Biotech and Healthcare Executive Yiwen Li

To Get on a Subway in China, You Have to Elbow People

Photo by Aaron Salcido.

Yiwen Li is a Los Angeles-based biotech and healthcare executive, serving as the Director of Global Strategy and Business Development for NantHealth. Before taking part in a Zòcalo/UCLA Anderson School of Management event, “Is China Prepared to Lead the Global Economy?” at the National Center for the Preservation of Democracy in downtown Los Angeles, she spoke in the green room about the world’s most powerful person, Beijing’s air pollution ratings, and why she hops on the subway whenever she’s in China.

Q:

Who’s the world’s most powerful person right now, Xi Jingping or Donald Trump?


A:

You see this interesting divergence right now in the world, where the U.S. used to be the world leader and created a lot of world institutions, world systems, played a big role in the U.N., the IMF, this kind of existing ecosystem.
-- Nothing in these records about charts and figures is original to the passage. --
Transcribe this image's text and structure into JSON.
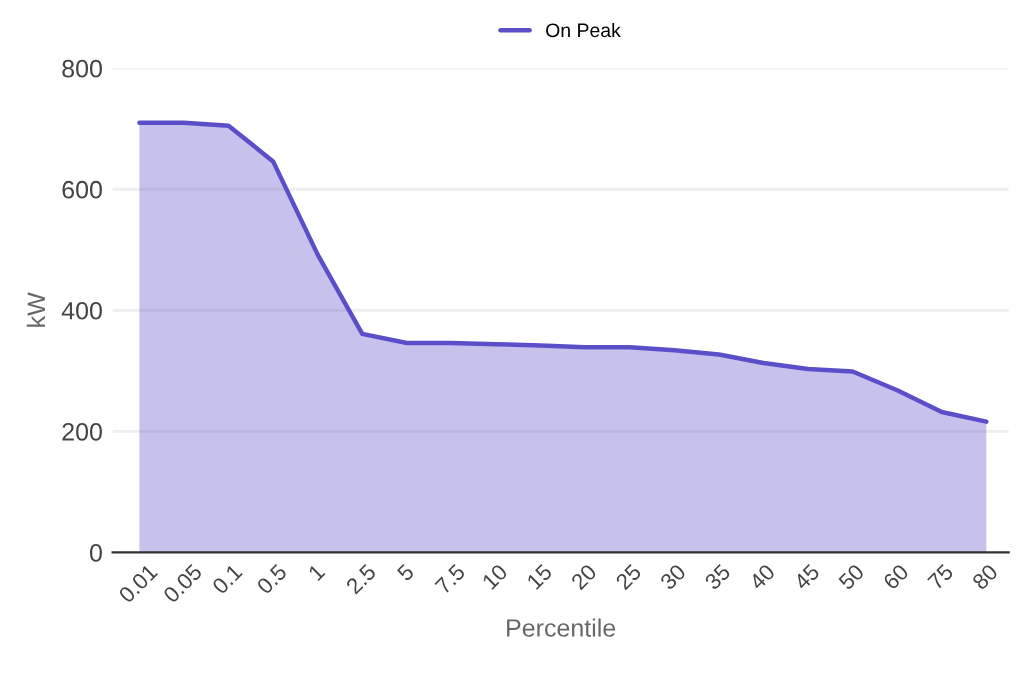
{
  "chart_data": {
    "type": "area",
    "xlabel": "Percentile",
    "ylabel": "kW",
    "categories": [
      "0.01",
      "0.05",
      "0.1",
      "0.5",
      "1",
      "2.5",
      "5",
      "7.5",
      "10",
      "15",
      "20",
      "25",
      "30",
      "35",
      "40",
      "45",
      "50",
      "60",
      "75",
      "80"
    ],
    "series": [
      {
        "name": "On Peak",
        "color": "#5b4fc9",
        "values": [
          710,
          710,
          705,
          646,
          492,
          361,
          346,
          346,
          344,
          342,
          339,
          339,
          334,
          327,
          313,
          303,
          299,
          268,
          232,
          216
        ]
      }
    ],
    "ylim": [
      0,
      800
    ],
    "yticks": [
      0,
      200,
      400,
      600,
      800
    ],
    "grid": "y",
    "legend": "top"
  }
}
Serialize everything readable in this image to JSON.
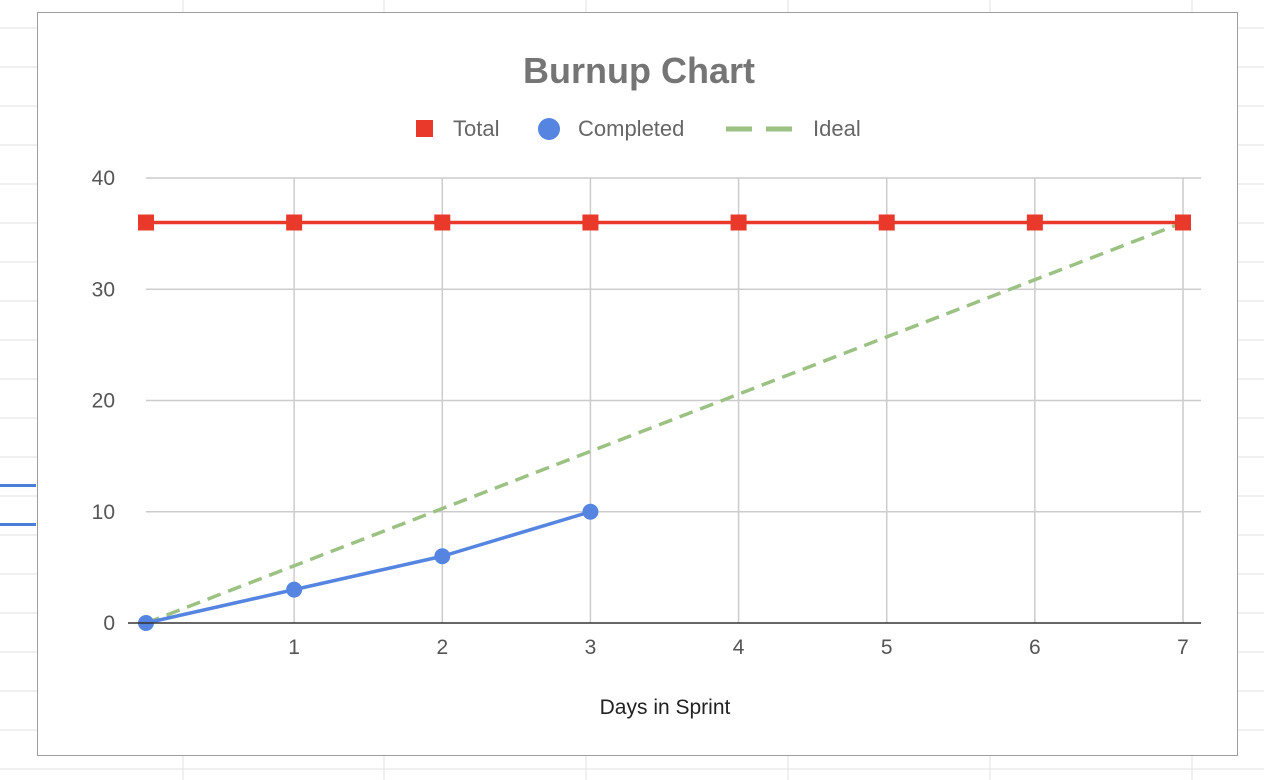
{
  "chart_data": {
    "type": "line",
    "title": "Burnup Chart",
    "xlabel": "Days in Sprint",
    "ylabel": "",
    "xlim": [
      0,
      7
    ],
    "ylim": [
      0,
      40
    ],
    "x_ticks": [
      1,
      2,
      3,
      4,
      5,
      6,
      7
    ],
    "y_ticks": [
      0,
      10,
      20,
      30,
      40
    ],
    "grid": true,
    "legend_position": "top",
    "series": [
      {
        "name": "Total",
        "marker": "square",
        "line_style": "solid",
        "color": "#e8392b",
        "x": [
          0,
          1,
          2,
          3,
          4,
          5,
          6,
          7
        ],
        "values": [
          36,
          36,
          36,
          36,
          36,
          36,
          36,
          36
        ]
      },
      {
        "name": "Completed",
        "marker": "circle",
        "line_style": "solid",
        "color": "#5585e0",
        "x": [
          0,
          1,
          2,
          3
        ],
        "values": [
          0,
          3,
          6,
          10
        ]
      },
      {
        "name": "Ideal",
        "marker": "none",
        "line_style": "dashed",
        "color": "#9bc283",
        "x": [
          0,
          7
        ],
        "values": [
          0,
          36
        ]
      }
    ]
  }
}
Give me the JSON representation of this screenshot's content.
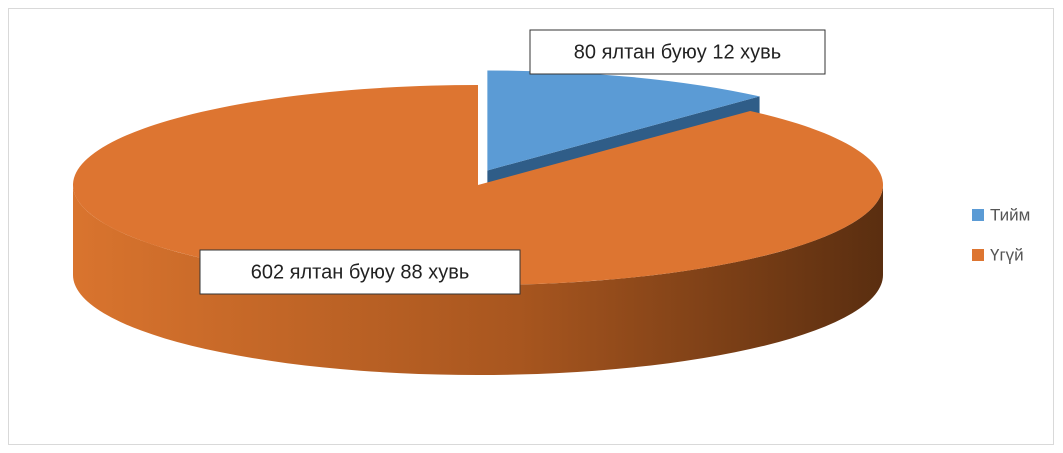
{
  "chart_data": {
    "type": "pie",
    "three_d": true,
    "exploded": [
      0
    ],
    "categories": [
      "Тийм",
      "Үгүй"
    ],
    "values": [
      80,
      602
    ],
    "value_labels": [
      "80 ялтан буюу 12 хувь",
      "602 ялтан буюу 88 хувь"
    ],
    "colors": [
      "#5b9bd5",
      "#dd7531"
    ],
    "legend": "right"
  }
}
And you see under Trump that he is withdrawing the U.S. from the Paris [climate] agreement, that he is withdrawing the U.S. from the TPP [Trans-Pacific Partnership trade deal], and kind of focused on building up the domestic market and reviving the economy of the U.S. within. Whereas Xi Jingping has this huge One Belt, One Road Initiative—this type of scale of project has never been done before by any country. That one project has involved 16 countries. The other project is the Asian Infrastructure Investment Bank; that involves 80 countries already. So you put that together, that’s more than half of the world. So based on that, I would vote for Xi Jingping.


Q:

What are you reading right now? Or what’s the last really good book that you read?


A:

ReORIENT: Global Economy in the Asian Age. I actually studied economic history at the London School of Economics, and that was one of my favorite books. So it basically says that before the Industrial Revolution, China and India were the center of the world. Europe colonized half the world and used the silver they got to buy into that existing trading system that was already there, from China and India. And then through the innovation of the Industrial Revolution, Europe became a great power. So “re-Orient” means that the Orient is starting to be the center of the world again.


Q:

You’re from Wuhan but you live now in Pasadena. What do you miss most and least about living in China?


A:

I miss my family, who are all back in China. I miss the fast pace of China. China is sort of going through what the Western world has been going through for centuries, and China is going through it in decades. And you see that; Hong Kong and Shanghai are like New York on steroids. I don’t miss having to wear a mask, on a normal day, in the capital city, because of the air. Chinese people’s activity is kind of based on PM 2.5 [a measure of fine particulate matter in the air], that causes lung cancer.


Q:

When you visit China, besides seeing your family, what do you do to reconnect?


A:

This is going to be funny: I go take the subway. Living in L.A. you don’t really have that many chances to go on the subway, because it doesn’t really connect the whole city. The reason I go on the subway is to [become reacclimatized] to the competitiveness of China. In order to get on a subway, you have to elbow people. And that doesn’t happen here. I remember the first time after I was in Europe, going back to China, I waited in line for 10 different trains to pass by, because I simply couldn’t get in. So I told myself that whenever I go back again, I have to go back to that competitive system right away.